Radiomics analysis can capture all kinds of quantitative information about bodily tissues from medical images — volume, shape surface, density, etc. Au’s research focused specifically on texture.

“Texture in the lung can be seen in different spatial relationships between voxels (or volumetric pixels). These are like the tiny squares of coloured pixels in a 2D photo, except voxels represent cubes in a 3D grid,” Au explains. 

“Each voxel has a unique intensity. Black is represented by a low number, like zero. White would be a large number, like 353, and different shades of grey in between. We determine how many times black voxels appear next to white, light grey, dark grey, etc., and then we measure the patterns that reveal the degree of airflow limitation in COPD patients.”

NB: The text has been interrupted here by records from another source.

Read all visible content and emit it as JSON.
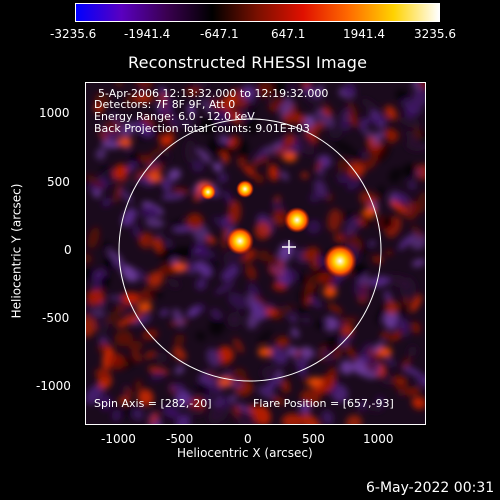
{
  "colorbar": {
    "tick_labels": [
      "-3235.6",
      "-1941.4",
      "-647.1",
      "647.1",
      "1941.4",
      "3235.6"
    ],
    "stops": [
      "#0000ff",
      "#5a00c0",
      "#3a0050",
      "#000000",
      "#7a1000",
      "#e01000",
      "#ff6a00",
      "#ffd200",
      "#ffffff"
    ]
  },
  "plot": {
    "title": "Reconstructed RHESSI Image",
    "info_lines": [
      "5-Apr-2006 12:13:32.000 to 12:19:32.000",
      "Detectors: 7F 8F 9F, Att 0",
      "Energy Range: 6.0 - 12.0 keV",
      "Back Projection    Total counts: 9.01E+03"
    ],
    "spin_axis": "Spin Axis = [282,-20]",
    "flare_position": "Flare Position = [657,-93]",
    "xlabel": "Heliocentric X (arcsec)",
    "ylabel": "Heliocentric Y (arcsec)",
    "xticks": [
      "-1000",
      "-500",
      "0",
      "500",
      "1000"
    ],
    "yticks": [
      "1000",
      "500",
      "0",
      "-500",
      "-1000"
    ],
    "xlim": [
      -1280,
      1250
    ],
    "ylim": [
      -1250,
      1230
    ]
  },
  "footer": {
    "date": "6-May-2022 00:31"
  }
}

Au assessed three common pre-processing techniques that aim to increase readability of CT images — binning, edgmentation and thresholding. By creating a pre-processing pipeline, Au ran the images through a set of options and workflows — such as removing certain airway structures or not, resampling the images to a uniform voxel dimension or not — and then applied one (or none) of the three techniques. In total, Au experimented with 16 different combinations.

Black and white CT scan of lungs. Four smaller scans below, showing results of pre-processing techniques.

Fig. 1: Original CT scan of lung (top), with sample area of lung to be pre-processed enclosed in red box and shown below.

Image pre-processing techniques and texture differences identified: (A) No technique. (B) Binning shows more blurriness. (C) Edgementation shows clear demarcations between diseased and healthy lung tissue. (D) Thresholding shows removed areas not representative of COPD.

Choice of image pre-processing matters

Au’s research revealed that various image pre-processing methods did, indeed, result in significant differences in texture-based radiomics feature extraction.

“We got the best results when the images were first resampled to a uniform dimension, and then pre-processed using edgmentation or thresholding,” says Au. “Machine learning models based on these two combinations performed the best in classifying the severity of patients’ airflow limitations.”

Further complementary research is needed, but Au is optimistic.

“Our results provide the foundation on how radiomics analysis can potentially be implemented in the clinic. Standardizing image pre-processing is an important step in supporting more robust machine learning models for COPD diagnosis, decision-making and prediction of future outcomes. This is why I enjoy imaging research in physics; I get to apply the technical side for the clinic and hopefully contribute to improving the patient experience.”

Funding and support for the research was funded by the Natural Sciences and Engineering Research Council of Canada (NSERC), the Parker B. Francis Fellowship Program and the Canada Research Chair Program (Tier II).